Indeed, these last few days have felt like a dream, as, thank God, we have seen our hostages returned home, to the Land of Israel.
Yet, the Psalm continues: hazor’im b’dima, b’rina yiktzoru – those who sow in tears, will reap in joy.
We experienced the purest form of unbridled joy, reaching this moment of our prayers being answered after such an extended time of heaviness.
We have been elated at the miraculous release of all twenty remaining living hostages. Seeing the photos and videos of their reunions with loved ones has allowed us to feel like we can breathe again for the first time in two years. We are delighted in this new day arising, and this opportunity for the hostages to heal, embraced in the arms of their families and their nation.
We celebrated with wholehearted happiness last night at Simchat Torah, where we danced with our scrolls in the hakafot, and danced around an enormous maypole that Rabbi Splansky envisioned, which she made of yellow, blue, and white ribbons.
This alludes to the other side of the coin, the rollercoaster of emotions that still exists within us.
We have also been saddened at the news of the 24 remaining slain hostages, not all who have been returned for a dignified burial. A piece of our hearts are with their families as the cloud of uncertainty still hangs. What about their families? Has the war truly ended? What next?
We commemorated these souls during the Yizkor piece of our Shemini Atzeret services.
Precisely because we are Jews, we held the complexity of the moment, tears in one eye and the crinkle of smiles in the other.
Precisely because we are Jews, we held this complexity through ritual.
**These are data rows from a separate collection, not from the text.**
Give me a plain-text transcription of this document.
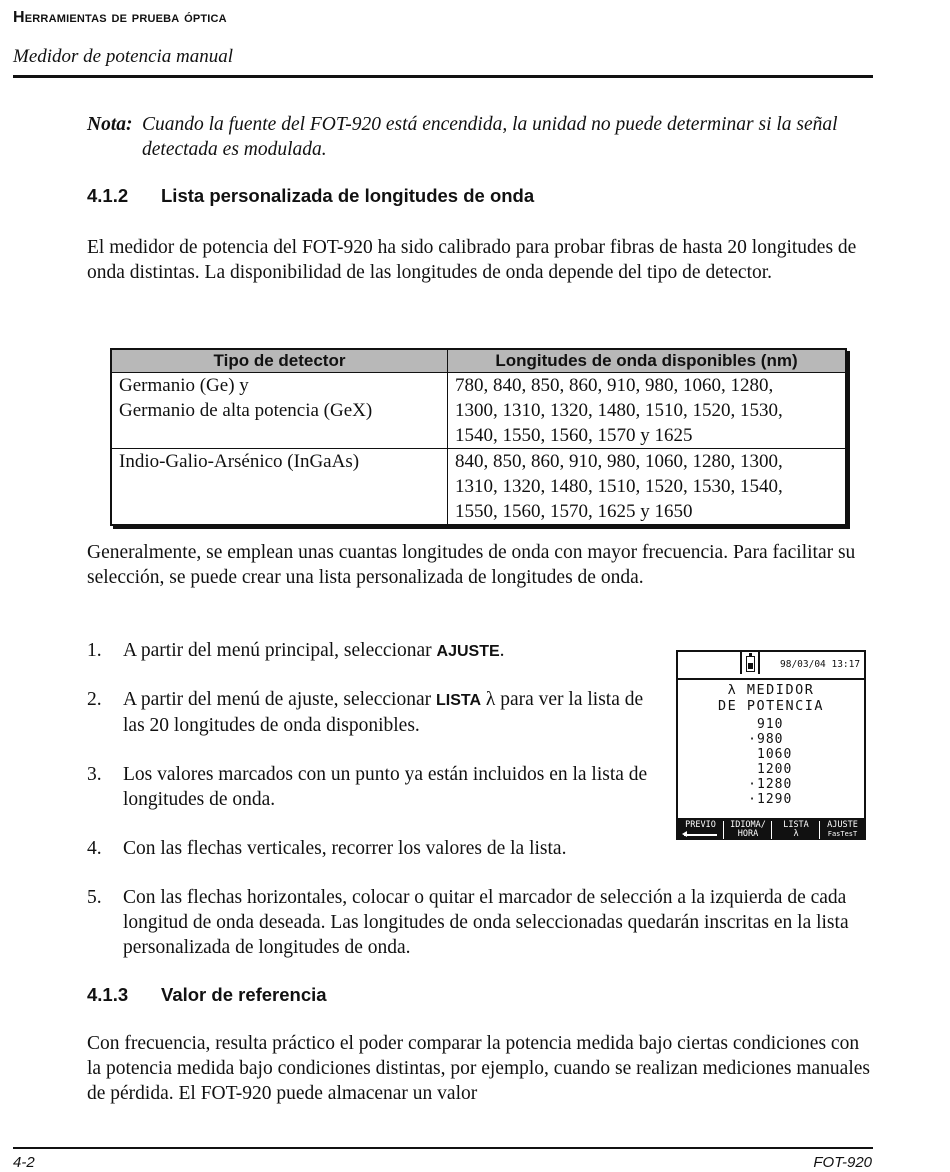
Herramientas de prueba óptica
Medidor de potencia manual
Nota: Cuando la fuente del FOT-920 está encendida, la unidad no puede determinar si la señal detectada es modulada.
4.1.2 Lista personalizada de longitudes de onda
El medidor de potencia del FOT-920 ha sido calibrado para probar fibras de hasta 20 longitudes de onda distintas. La disponibilidad de las longitudes de onda depende del tipo de detector.
Tipo de detector	Longitudes de onda disponibles (nm)

Germanio (Ge) y
Germanio de alta potencia (GeX)	780, 840, 850, 860, 910, 980, 1060, 1280,
1300, 1310, 1320, 1480, 1510, 1520, 1530,
1540, 1550, 1560, 1570 y 1625

Indio-Galio-Arsénico (InGaAs)	840, 850, 860, 910, 980, 1060, 1280, 1300,
1310, 1320, 1480, 1510, 1520, 1530, 1540,
1550, 1560, 1570, 1625 y 1650
Generalmente, se emplean unas cuantas longitudes de onda con mayor frecuencia. Para facilitar su selección, se puede crear una lista personalizada de longitudes de onda.
1. A partir del menú principal, seleccionar AJUSTE.
2. A partir del menú de ajuste, seleccionar LISTA λ para ver la lista de las 20 longitudes de onda disponibles.
3. Los valores marcados con un punto ya están incluidos en la lista de longitudes de onda.
4. Con las flechas verticales, recorrer los valores de la lista.
5. Con las flechas horizontales, colocar o quitar el marcador de selección a la izquierda de cada longitud de onda deseada. Las longitudes de onda seleccionadas quedarán inscritas en la lista personalizada de longitudes de onda.
98/03/04 13:17
λ MEDIDOR
DE POTENCIA
910
·980
1060
1200
·1280
·1290
PREVIO	IDIOMA/
HORA
LISTA
λ
AJUSTE
FasTesT
4.1.3 Valor de referencia
Con frecuencia, resulta práctico el poder comparar la potencia medida bajo ciertas condiciones con la potencia medida bajo condiciones distintas, por ejemplo, cuando se realizan mediciones manuales de pérdida. El FOT-920 puede almacenar un valor
4-2	FOT-920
At Shemini Atzeret services we took down the chair on our bimah, the one with a yellow ribbon on it, the one we have been saving for the hostages. We moved it to be the chair on which our Torah sat, and tied the yellow ribbon around the podium, from where Torah would be read. It looked like a larger version of the yellow pins we have all been wearing since Shemini Atzeret two years previously. We also recited an extra “El Malei” to remember those who had fallen since October 7, including the slain hostages who remain in Gaza.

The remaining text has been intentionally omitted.